The St. Cyr decision revived § 212(c) relief for a large number of noncitizens, while creating many new legal issues to be resolved.  Whether a noncitizen is currently eligible for § 212(c) relief turns both on the date the noncitizen was convicted and on the body of case law that has developed in the circuit in which the case arises.  While the Ninth Circuit has held that failure of the Immigration Judge to notify a noncitizen of the availability of § 212(c) relief, after its repeal, but before the St. Cyr decision, was a violation of due process, all other circuits to reach the issue disagree.[504]
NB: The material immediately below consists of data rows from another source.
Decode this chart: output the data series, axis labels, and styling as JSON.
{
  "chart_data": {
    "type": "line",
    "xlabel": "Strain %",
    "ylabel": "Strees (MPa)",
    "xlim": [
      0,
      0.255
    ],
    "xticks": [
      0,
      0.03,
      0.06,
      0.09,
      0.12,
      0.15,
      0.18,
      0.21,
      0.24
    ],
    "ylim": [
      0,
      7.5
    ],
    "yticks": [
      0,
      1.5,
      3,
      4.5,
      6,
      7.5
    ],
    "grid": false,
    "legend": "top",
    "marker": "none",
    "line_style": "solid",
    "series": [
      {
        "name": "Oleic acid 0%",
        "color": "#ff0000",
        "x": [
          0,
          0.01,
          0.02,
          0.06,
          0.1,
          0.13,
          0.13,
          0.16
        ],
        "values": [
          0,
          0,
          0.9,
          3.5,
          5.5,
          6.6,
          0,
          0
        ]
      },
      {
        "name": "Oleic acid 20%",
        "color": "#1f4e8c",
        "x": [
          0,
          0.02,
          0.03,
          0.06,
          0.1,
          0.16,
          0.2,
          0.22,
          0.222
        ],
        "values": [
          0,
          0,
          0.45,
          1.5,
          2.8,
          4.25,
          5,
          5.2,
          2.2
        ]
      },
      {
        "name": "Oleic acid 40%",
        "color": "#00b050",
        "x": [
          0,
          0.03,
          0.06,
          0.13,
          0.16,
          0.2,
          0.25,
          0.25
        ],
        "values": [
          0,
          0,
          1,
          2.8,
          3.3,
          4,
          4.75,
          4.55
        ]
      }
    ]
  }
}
[503] INS v. St. Cyr, 533 U.S. 289, 121 S.Ct. 2271, 2275 (2001).

[504] Compare United States v. Ubaldo-Figueroa, 364 F.3d 1042, 1051 (9th Cir. 2004), with United States v. Torres, 383 F.3d 92 (3d Cir. Sept. 7, 2004) (IJ’s failure to inform noncitizen of eligibility for discretionary relief did not render removal proceeding unconstitutional; illegal re-entry charge sustained); United States v. Aguire-Tello, 353 F.3d 1199, 1207-10 (10th Cir. 2004) (en banc); United States v. Wilson, 316 F.3d 506, 509-511 (4th Cir. 2003); United States v. Mendoza-Mata, 322 F.3d 829, 832 (5th Cir. 2003); United States v. Lopez-Ortiz, 313 F.3d 225, 231 (5th Cir. 2002); United States v. Roque-Espinoza, 338 F.3d 724, 728 (7th Cir. 2003).